Molecular basis of the mammalian potency of the scorpion α‐like toxin, BmK M1

In‐depth structure‐function studies of voltage‐gated Na + channels and peptide toxins are continuously increasing our understanding of their interaction. In this study, an effective yeast expression system was used to study the role of 14 N‐ and C‐terminal residues from the α‐like toxin BmK M1 from the Chinese scorpion Buthus martensii Karsch. With the use of site‐directed mutagenesis, all of these residues were individually substituted by one or more amino acids, resulting in a total of 19 mutants. These were then subjected to a bioassay on mice, an elaborate electrophysiological characterization on three cloned voltage‐gated Na + channels (Na v 1.2, Na v 1.5, and para), and a circular dichroism analysis. Our results reveal large mutant‐dependent differences that emphasize important and specific roles for the studied residues.
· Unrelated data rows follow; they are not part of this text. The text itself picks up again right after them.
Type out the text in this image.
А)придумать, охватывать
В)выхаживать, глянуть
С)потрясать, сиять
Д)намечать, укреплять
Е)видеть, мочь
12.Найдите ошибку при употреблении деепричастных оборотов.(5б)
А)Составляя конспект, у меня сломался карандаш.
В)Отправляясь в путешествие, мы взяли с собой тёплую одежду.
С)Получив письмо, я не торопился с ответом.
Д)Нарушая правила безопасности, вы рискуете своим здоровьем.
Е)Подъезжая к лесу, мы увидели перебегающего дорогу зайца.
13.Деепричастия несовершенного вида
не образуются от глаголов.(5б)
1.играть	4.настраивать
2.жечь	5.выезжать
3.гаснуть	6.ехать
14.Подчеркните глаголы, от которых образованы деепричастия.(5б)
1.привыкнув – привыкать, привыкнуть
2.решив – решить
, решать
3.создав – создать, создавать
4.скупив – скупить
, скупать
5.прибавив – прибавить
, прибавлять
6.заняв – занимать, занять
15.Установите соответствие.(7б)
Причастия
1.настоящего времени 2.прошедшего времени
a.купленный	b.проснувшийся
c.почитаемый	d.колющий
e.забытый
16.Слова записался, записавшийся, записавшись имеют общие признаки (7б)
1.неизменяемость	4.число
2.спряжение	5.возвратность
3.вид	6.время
By mutating single amino acids, we were able to redirect the α‐like characteristics of BmK M1 (active on both mammals and insects) to either much higher mammal specificity or, in a few cases, total insect specificity. This study therefore represents a thorough mapping and elucidation of three epitopes that underlie the molecular basis of the mammalian and insecticidal potency of the scorpion α‐like toxin, BmK M1 on voltage‐gated Na + channels.